Other firms debuting on this year’s mid-sized ranking include a couple of companies established in the wake of the recession and whose business models differ substantially from other mid-sized firms. Both KIAN Realty and the Spire Group were formed three years ago and have seen a vast expansion of their ranks in the last year.

KIAN, founded by Charles Doolan and Jae Muk Chung in 2011, has a 100 percent commission model — similar to the model employed by Rutenberg Realty but with a slightly different fee structure. And with just one office, at 450 Seventh Avenue, most of its 172 licensed agents work virtually. KIAN has $22.4 million worth of exclusive listings.
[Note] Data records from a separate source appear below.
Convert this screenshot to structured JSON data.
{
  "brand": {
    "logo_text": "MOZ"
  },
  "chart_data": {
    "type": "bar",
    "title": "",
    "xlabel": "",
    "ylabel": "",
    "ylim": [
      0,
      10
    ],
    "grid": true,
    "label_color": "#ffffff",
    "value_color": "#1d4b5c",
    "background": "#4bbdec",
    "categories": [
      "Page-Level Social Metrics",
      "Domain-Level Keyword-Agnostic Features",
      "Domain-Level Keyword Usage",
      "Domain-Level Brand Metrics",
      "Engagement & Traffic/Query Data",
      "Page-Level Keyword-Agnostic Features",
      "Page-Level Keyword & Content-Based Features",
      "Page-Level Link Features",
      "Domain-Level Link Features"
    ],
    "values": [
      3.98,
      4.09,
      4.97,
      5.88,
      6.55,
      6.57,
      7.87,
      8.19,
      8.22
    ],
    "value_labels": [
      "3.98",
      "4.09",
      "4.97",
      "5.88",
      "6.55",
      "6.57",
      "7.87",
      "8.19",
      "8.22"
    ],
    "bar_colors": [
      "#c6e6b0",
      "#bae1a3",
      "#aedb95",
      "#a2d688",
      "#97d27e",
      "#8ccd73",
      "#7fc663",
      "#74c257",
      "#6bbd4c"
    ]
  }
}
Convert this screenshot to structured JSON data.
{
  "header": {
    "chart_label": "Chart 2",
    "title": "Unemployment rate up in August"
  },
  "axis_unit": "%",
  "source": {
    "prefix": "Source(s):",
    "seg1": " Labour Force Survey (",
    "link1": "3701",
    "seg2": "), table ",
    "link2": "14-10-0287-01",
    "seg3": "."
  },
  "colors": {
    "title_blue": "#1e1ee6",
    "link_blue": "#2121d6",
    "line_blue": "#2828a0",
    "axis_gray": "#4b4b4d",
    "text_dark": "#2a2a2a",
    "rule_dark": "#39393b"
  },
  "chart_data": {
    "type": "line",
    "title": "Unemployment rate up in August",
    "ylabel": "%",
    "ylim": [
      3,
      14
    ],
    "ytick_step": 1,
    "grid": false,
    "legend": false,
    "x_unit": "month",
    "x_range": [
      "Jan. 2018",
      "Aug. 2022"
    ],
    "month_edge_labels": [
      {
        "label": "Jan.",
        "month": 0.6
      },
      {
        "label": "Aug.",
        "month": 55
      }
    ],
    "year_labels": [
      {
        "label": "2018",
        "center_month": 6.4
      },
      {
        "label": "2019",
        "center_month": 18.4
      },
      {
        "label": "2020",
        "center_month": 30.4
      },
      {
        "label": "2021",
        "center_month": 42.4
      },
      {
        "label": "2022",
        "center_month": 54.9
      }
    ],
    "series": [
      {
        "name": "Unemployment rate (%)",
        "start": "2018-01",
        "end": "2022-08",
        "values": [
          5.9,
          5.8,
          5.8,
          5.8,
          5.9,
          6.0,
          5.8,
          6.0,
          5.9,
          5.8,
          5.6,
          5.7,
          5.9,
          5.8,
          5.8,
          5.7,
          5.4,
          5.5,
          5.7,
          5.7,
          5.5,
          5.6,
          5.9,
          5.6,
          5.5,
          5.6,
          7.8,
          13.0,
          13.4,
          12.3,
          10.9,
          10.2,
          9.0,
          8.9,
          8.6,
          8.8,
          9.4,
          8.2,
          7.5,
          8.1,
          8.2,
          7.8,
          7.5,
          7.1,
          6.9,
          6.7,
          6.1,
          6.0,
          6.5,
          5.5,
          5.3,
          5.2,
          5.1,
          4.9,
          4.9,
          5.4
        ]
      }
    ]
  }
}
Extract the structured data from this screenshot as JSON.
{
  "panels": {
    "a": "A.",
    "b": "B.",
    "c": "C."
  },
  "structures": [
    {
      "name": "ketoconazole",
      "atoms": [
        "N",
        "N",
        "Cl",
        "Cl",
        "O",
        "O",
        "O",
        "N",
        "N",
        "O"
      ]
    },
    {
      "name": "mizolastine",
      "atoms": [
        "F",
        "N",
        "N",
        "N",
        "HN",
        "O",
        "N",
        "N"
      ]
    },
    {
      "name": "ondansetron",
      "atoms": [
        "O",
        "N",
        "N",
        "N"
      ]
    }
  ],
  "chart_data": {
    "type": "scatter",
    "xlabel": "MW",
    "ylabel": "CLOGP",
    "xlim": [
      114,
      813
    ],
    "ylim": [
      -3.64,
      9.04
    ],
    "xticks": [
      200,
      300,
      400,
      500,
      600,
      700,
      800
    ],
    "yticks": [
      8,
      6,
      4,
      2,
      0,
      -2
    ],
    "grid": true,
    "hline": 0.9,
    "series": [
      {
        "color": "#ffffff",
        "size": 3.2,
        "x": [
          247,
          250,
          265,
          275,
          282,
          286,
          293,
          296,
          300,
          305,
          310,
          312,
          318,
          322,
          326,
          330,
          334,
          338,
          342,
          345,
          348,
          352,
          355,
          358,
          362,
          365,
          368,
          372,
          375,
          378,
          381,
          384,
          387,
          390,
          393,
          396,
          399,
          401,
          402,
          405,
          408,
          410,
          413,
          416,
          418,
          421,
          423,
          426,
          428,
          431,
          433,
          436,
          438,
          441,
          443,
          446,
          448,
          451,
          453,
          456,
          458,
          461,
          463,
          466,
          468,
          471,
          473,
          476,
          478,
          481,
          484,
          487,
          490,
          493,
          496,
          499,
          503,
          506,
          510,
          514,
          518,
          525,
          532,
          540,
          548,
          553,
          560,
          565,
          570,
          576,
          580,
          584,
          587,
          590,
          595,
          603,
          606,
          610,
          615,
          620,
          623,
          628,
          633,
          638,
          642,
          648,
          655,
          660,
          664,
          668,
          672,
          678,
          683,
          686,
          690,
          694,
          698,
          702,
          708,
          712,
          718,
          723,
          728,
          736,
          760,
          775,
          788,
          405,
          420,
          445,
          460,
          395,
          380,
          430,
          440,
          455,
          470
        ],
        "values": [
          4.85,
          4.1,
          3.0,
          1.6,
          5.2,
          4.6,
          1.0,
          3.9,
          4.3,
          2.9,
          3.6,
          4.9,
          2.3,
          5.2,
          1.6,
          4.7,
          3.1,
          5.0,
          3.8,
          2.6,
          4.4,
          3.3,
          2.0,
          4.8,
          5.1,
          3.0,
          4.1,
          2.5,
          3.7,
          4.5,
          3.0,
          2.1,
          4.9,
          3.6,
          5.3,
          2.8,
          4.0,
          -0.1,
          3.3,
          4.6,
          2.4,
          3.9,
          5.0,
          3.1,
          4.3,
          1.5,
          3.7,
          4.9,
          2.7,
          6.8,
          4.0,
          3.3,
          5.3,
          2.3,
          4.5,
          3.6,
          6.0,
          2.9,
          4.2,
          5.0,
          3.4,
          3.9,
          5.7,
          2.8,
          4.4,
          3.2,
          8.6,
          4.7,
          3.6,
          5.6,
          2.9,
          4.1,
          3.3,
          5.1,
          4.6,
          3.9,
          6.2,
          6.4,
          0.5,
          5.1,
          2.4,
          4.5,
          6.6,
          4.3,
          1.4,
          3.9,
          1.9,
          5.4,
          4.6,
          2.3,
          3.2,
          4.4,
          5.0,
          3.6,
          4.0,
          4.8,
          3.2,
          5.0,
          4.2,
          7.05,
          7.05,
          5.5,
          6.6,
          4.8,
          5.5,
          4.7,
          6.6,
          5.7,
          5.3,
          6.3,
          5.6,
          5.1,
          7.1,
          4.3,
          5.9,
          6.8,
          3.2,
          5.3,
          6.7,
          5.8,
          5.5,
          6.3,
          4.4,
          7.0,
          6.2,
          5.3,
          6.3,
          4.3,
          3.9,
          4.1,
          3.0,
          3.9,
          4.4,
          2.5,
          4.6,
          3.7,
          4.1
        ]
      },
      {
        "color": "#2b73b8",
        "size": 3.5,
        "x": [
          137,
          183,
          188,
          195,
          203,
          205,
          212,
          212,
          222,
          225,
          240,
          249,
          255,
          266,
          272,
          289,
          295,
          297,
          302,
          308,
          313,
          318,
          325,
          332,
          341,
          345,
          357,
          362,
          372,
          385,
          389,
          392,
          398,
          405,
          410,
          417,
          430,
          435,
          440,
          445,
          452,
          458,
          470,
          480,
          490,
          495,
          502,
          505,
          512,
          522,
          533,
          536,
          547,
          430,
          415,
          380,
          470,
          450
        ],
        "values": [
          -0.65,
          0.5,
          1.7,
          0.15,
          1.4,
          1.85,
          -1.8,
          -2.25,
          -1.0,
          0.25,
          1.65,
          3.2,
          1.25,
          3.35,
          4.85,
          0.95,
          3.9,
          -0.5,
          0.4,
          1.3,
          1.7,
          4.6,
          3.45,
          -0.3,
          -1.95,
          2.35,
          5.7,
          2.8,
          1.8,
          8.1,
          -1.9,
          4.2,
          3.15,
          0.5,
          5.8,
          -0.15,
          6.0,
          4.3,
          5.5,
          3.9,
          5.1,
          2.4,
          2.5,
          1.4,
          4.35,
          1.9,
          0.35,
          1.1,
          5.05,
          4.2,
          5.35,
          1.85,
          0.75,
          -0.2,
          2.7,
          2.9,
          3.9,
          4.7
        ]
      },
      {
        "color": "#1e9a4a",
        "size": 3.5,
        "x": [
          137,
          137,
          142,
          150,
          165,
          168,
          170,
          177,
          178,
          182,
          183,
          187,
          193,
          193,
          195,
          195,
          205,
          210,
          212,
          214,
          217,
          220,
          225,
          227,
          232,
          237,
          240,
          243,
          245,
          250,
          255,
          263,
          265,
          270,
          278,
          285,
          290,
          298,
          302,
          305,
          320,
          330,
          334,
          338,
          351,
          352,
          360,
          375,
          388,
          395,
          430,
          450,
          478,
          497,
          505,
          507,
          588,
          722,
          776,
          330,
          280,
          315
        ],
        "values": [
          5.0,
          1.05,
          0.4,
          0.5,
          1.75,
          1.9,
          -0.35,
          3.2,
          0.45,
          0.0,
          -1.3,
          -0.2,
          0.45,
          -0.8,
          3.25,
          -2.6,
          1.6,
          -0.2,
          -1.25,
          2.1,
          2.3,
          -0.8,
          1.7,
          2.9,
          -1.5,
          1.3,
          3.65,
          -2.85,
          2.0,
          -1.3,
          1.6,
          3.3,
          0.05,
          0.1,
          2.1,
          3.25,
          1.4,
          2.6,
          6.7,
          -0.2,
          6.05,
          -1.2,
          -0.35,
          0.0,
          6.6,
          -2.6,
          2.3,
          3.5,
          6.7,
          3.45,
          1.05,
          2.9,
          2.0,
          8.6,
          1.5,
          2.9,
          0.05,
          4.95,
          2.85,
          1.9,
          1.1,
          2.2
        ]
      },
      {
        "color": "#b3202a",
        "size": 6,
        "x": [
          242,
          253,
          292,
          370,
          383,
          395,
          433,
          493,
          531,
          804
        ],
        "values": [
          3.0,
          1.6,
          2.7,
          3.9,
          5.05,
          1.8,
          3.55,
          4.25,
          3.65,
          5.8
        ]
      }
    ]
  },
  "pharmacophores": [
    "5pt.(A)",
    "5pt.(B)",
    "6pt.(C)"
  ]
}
“We started with just six agents in 2011, and now we have 172,” Doolan said of the firm’s rapid growth.

Spire Group, another 100 percent-commission firm, was formed by Kurland Realty’s founder Kevin Kurland. It, too, has seen explosive growth since it launched in 2011: the company now has 161 agents. However, as of March 30 it had just $9.7 million in listings on its books, but by the end of last month that jumped to roughly $14 million.

Correction: In the May magazine story “Shaking up the middle,” TRD mistakenly excluded DJK Residential from the ranking. According to On-Line Residential, the firm had 11 listings worth $9.8 million on March 30 and had 57 brokers. In addition, TRD had the incorrect number of listings and dollar volume of listings for Warburg Realty. The correct number of listings is 65 and the correct dollar volume is $166 million. 

2 Responses to “Shaking up the middle”

  1. May 07, 2014 at 4:36 pm, McGoogus said:

    Can someone explain the methodology here? Is this for 2014 or 2013? I’m guessing it’s for 2013 sales, but that doesn’t explain why 1) it’s coming out in May, and 2) why it’s labeled as 2014.

    Or, when you say “this year,” do you literally mean 2014? Because if that’s the case, how can you call it only 5 months into the year, with data up to March 30th?

  2. May 17, 2014 at 8:52 pm, Sticks&Bricks101 said:

    Good point McGoogus. I will look into it.